Fig. 2 ∣. Towards deep transcranial optogenetics without cranial surgery.

a, Schematic and representative confocal image of CA1 hippocampal PV neurons expressing ChRmine-YFP (white) costained with DAPI (blue). b, Epileptic mice were subjected to 24-h video EEG recordings, where 50% of detected seizures were set to trigger transcranial optogenetic intervention. c, Representative recording of electrographic seizures with no light (gray bar) or with light (red bar) treatment. d-f, Cumulative distribution and (inset) histogram of postdetection seizure duration for PV-targeted (E2-ChRmine) (d) and broader GABAergic-targeted (Dlx5/6-ChRmine) (e) or YFP control animals (f) (N = 1,369/1,267/1,008 seizures, respectively, n = 4 mice per group, Mann-Whitney U test). g, Mean seizure duration with light treatment, normalized to mean seizure duration without light treatment, for ChRmine targeted to PV GABAergic (E2), GABAergic (Dlx5/6) and control (YFP) neurons (n = 4 mice per group; one-way ANOVA with Bonferroni post hoc tests: F(2,9) =23.7, P = 0.0003). h, Schematic of AAVPHP.eB-TPH2::ChRmine-eYFP systemic delivery to target serotonergic neurons in the brainstem.
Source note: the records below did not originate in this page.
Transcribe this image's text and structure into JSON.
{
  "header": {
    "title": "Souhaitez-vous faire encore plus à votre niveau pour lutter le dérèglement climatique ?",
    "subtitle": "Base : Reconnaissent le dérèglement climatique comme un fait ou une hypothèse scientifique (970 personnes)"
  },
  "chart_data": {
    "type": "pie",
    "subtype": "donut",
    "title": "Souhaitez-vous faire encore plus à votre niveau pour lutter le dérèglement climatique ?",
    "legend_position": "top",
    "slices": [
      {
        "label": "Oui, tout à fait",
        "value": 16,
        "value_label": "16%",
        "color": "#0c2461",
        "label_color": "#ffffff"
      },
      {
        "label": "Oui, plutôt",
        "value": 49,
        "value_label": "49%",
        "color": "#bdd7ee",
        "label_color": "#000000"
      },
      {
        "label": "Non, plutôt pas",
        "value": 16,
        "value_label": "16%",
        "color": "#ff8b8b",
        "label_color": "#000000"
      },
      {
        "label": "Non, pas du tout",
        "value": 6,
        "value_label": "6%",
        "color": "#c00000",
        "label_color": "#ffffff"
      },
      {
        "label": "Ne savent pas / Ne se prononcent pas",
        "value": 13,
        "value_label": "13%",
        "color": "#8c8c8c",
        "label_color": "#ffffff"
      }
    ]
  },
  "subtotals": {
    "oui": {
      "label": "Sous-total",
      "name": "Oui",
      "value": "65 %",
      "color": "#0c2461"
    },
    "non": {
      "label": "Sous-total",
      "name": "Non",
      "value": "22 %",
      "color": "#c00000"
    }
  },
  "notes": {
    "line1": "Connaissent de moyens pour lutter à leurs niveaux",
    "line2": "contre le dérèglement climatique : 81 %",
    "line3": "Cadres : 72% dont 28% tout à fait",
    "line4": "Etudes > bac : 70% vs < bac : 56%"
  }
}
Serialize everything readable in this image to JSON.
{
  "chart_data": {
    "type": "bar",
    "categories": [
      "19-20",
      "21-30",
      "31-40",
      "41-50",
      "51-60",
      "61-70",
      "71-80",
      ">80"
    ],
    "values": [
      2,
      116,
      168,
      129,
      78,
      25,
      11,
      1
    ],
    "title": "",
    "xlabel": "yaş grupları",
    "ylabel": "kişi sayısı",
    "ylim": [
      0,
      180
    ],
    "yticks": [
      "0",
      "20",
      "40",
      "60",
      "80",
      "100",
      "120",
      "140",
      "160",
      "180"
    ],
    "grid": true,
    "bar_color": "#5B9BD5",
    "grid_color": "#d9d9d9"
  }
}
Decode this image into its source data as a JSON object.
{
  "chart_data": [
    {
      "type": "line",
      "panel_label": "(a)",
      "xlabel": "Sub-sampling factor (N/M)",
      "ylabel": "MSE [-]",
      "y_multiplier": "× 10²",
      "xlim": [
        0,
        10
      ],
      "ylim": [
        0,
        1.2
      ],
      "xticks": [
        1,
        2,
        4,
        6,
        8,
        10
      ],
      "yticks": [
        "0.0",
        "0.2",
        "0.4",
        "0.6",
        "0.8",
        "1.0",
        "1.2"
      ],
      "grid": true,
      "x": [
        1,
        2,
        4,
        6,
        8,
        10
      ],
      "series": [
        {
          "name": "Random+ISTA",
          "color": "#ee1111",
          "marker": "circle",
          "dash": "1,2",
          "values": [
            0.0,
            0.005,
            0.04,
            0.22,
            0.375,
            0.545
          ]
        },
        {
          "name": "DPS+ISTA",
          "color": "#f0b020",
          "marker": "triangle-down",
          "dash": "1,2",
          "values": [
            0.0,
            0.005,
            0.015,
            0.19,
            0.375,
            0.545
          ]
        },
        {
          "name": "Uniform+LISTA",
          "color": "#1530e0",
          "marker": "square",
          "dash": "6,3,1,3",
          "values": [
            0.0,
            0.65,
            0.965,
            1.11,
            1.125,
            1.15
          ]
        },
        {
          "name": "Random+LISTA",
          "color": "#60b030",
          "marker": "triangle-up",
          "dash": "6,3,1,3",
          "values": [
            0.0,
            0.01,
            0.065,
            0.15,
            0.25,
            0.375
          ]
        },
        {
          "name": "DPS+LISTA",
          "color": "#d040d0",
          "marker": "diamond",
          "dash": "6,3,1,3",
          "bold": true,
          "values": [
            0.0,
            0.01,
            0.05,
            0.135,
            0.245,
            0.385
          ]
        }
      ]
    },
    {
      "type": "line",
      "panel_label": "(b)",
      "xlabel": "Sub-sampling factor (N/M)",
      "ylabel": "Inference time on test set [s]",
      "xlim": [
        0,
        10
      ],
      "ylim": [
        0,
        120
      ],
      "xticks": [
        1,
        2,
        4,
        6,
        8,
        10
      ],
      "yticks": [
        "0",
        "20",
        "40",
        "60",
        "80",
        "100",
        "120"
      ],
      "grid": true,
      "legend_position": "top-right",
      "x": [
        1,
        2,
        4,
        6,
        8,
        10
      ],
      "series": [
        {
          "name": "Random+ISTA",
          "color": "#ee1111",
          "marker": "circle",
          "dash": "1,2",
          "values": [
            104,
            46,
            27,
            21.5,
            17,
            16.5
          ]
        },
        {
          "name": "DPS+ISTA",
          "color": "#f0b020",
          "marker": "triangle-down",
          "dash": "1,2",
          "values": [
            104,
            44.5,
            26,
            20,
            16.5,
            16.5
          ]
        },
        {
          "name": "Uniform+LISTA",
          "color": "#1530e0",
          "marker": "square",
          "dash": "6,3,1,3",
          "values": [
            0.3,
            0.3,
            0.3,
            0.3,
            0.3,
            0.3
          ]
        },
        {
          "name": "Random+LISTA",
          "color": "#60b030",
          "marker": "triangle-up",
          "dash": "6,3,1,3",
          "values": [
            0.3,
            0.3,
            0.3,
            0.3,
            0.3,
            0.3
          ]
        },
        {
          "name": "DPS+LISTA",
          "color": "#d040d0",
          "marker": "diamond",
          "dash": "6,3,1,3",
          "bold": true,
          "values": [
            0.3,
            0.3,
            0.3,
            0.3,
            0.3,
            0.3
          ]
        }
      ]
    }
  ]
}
Confocal images depict ChRmine-YFP neurons (white), DAPI (blue) and TPH2 (red) in the raphe. White arrows denote example YFP⁺/TPH2⁺ neurons. Scale bar, 100 μm. i, Example path-tracing of a wild-type mouse from two sessions with (ON) and without (OFF) deep transcranial photostimulation during the three-chamber sociability assay. Tracks are color coded for velocity. Light at 635 nm was delivered at 20 Hz and 800 mW mm⁻² with 5-ms pulse width over 10-s repeated intervals. j, Ratio of time spent in the chamber containing the juvenile mouse, relative to time spent in the empty chamber, with and without photostimulation for YFP (gray) and ChRmine-YFP (red) mice (n = 8 mice; paired t-test). *P<0.05; **P<0.01; ***P<0.01; ****P<0.0001. Data are mean±s.e.m. Amp, amplifier.